Kuru tip yaşa bağlı maküla dejenerasyonunun yaş tipe göre daha yavaş ilerlediğini hatırlatan Prof. Dr. Nur Acar Göçgil, “Yaşlılarda geri dönüşü olmayan görme kaybının en sık sebebi. Hastalara vitamin, mineral, lutein gibi pigment takviyesi almalarını, ultraviyole ve risklerden korunmalarını öneriyoruz. Zamanla görsel keskinliklerinin azaldığını, az ışıkta zor gördüklerini söylüyorlar. Özel dalga boylarında ışığı göze ileterek uygulanan fotobiyomodülasyon yöntemi, kuru tip sarı nokta hastalığı için şu an için onaylanmış ilk ve tek tedavi. ValedaÒ Işık İletim Sistemi bu amaçla kullanılan cihazın adı” dedi.

“Drusen” diye adlandırılan lezyonların makülada birikmesiyle tanı konan kuru tip sarı nokta ile ilgili bilgi veren Prof. Dr. Göçgil, “Erken döneminde drusen adı verilen sarı veya beyaz renkte birikimler izlenir. Drusen retinanın altındaki tabakalarda birikir. Doğal yaş alan gözde de görülebilir ve küçük olduğunda zararsızdır. Birikmeye devam ederse kuru tip hastalığa ilerler, retinanın ışık algılayan tabakalarında hasar oluşumuna, zayıflayarak ışığı algılayamaz hale gelmesine sebep olabilir. Bunu atrofi olarak tanımlıyoruz. Atrofi alanları merkez görmeyi bozar. Dağınık, küçük olan alanlar zamanla birleşir ve tam sarı noktanın merkezini tuttuğunda ciddi görme kaybına yol açar. Alan görmede iki göz birbirine yardım ettiği için hasarlı alanlar iki gözde farklı yerlerdeyse, hastaya iki gözle bir süre daha idare etme şansı verir. Merkezde atrofi oluştuğunda görme seviyesi ciddi olarak azalır” diye açıkladı.

“Kuru tip sarı nokta hastalığının tedavisi yoktu. Diyetinize dikkat edin, tansiyonunuzu ve şekerinizi dengede tutun, güneşten gözlerinizi koruyun diye uyarıyor ve ilerleyişini yavaşlatmaya çalışıyoruz” diyen Prof. Dr. Göçgil, “Yine de farklı hızlarda ilerliyor. İleri evrede sarı noktanın merkezindeki dağınık veya birleşik kayıplar başladığında görme keskinliği çok azalıyor. Bu hastalıkta genelde iki göz de etkileniyor. Asimetrik başlayabiliyor, farklı hızlarda ilerleyebiliyor. Ayrıca kuru tip başlayan hastalık doğal seyrinde yaş tipe de dönebiliyor. Kısa sürede göz içine etkin ilaçların enjeksiyonuna başlamak gerekiyor. 75 yaş ve üstünde sıklığı artıyor, ancak 55 yaş ve üzerinde hastalık başlayabilir” dedi.

Fotobiyomodülasyon tedavisine değinen Prof. Dr. Göçgil, “Kuru tip sarı nokta hastalığıyla mücadelede ülkemiz de dahil Avrupa ve diğer bazı ülkelerde onaylı bir tedavi. Farklı dalga boylarında ışıkla retina hücre ölümü ve enflamasyonu engellemek hedefleniyor. Hücre fonksiyonlarını iyileştirmeye yönelik kullanılan düşük seviyeli ışık tabanlı bir terapi yöntemi.
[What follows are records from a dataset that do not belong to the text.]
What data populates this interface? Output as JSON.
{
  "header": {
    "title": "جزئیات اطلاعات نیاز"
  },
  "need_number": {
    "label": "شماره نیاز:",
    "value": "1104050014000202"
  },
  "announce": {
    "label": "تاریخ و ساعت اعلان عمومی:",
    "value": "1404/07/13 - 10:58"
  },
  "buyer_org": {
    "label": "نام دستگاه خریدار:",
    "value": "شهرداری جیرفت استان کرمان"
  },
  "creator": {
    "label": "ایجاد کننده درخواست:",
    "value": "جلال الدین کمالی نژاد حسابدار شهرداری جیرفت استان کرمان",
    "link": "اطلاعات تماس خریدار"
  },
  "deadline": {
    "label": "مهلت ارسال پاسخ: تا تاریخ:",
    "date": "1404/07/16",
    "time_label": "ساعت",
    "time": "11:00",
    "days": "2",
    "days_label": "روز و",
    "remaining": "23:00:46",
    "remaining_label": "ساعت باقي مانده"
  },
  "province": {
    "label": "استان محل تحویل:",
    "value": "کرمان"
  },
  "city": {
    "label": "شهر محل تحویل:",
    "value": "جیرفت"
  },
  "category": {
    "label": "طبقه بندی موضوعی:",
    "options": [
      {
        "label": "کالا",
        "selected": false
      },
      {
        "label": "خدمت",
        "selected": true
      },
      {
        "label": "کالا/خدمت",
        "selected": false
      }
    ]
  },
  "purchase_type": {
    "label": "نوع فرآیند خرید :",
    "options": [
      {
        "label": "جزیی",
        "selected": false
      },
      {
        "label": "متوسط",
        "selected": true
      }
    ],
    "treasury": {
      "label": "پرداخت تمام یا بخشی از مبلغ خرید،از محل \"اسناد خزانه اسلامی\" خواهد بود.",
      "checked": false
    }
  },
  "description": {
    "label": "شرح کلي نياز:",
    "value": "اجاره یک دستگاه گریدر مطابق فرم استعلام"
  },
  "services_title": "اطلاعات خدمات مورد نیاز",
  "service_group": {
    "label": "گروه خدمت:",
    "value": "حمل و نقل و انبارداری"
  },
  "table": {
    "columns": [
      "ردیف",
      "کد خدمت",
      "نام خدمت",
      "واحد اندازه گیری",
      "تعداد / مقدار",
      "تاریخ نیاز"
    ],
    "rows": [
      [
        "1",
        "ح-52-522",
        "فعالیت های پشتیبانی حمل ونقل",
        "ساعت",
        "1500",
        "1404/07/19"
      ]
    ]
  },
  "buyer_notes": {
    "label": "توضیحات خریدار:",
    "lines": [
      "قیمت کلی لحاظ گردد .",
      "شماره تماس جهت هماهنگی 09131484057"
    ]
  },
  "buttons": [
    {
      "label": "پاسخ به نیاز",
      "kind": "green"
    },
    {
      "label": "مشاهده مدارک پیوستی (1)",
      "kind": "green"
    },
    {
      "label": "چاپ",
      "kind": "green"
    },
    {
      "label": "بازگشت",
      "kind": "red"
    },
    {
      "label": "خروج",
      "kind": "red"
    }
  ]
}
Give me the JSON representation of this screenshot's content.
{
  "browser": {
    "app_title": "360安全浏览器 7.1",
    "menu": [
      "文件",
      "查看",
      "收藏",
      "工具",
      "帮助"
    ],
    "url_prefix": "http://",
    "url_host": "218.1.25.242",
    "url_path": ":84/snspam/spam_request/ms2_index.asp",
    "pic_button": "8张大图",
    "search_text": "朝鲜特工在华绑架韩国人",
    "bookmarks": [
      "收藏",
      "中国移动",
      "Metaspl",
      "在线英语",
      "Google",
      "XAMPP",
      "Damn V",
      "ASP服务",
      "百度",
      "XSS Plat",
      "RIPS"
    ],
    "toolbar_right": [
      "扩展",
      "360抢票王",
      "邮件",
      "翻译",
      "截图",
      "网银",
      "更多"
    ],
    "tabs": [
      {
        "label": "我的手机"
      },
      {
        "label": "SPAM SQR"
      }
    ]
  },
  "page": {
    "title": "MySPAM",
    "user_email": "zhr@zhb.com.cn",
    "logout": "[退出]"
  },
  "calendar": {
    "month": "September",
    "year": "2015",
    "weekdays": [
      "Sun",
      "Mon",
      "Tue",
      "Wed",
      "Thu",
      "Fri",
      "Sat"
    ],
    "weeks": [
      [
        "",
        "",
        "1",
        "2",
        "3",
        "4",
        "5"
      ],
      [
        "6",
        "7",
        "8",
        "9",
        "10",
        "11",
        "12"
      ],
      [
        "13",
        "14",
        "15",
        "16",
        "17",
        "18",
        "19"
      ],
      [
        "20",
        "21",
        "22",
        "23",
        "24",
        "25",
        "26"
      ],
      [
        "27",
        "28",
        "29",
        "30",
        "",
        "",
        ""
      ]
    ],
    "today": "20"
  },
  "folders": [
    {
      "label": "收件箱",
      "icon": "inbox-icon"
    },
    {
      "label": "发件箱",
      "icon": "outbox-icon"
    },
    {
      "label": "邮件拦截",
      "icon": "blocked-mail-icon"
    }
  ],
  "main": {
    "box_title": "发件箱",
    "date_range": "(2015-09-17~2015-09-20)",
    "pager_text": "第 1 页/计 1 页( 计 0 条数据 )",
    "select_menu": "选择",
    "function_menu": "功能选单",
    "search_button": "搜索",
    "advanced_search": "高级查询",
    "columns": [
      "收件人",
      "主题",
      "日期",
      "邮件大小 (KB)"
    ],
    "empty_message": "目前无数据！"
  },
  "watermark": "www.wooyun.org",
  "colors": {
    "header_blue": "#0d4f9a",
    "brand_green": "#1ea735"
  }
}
Hastalık en son evrelere ilerlemeden, orta hatta erken evrede drusen birikintileri başladığında öneriliyor. Tedavi için doğru hasta seçimi önemli. Her kuru tip makula dejenerasyonu hastası için uygun olmayabilir. Tedavi edilen ve edilmeyen kuru tip hastalarının sonuçları karşılaştırılıp, iki yıllık takip sonuçları, fotobiyomodülasyon tedavisi ile retina altında biriken drusenin büyüme ve artış hızında azalma olduğunu gösterdi. Yan etkinin görülmediği, güvenli olduğu bildirilen çalışmada bu tedavinin hastalığın ilerlemesini durdurmak ve görme kaybını azaltmak amacıyla kullanılabileceği belirtiliyor.” diye konuştu.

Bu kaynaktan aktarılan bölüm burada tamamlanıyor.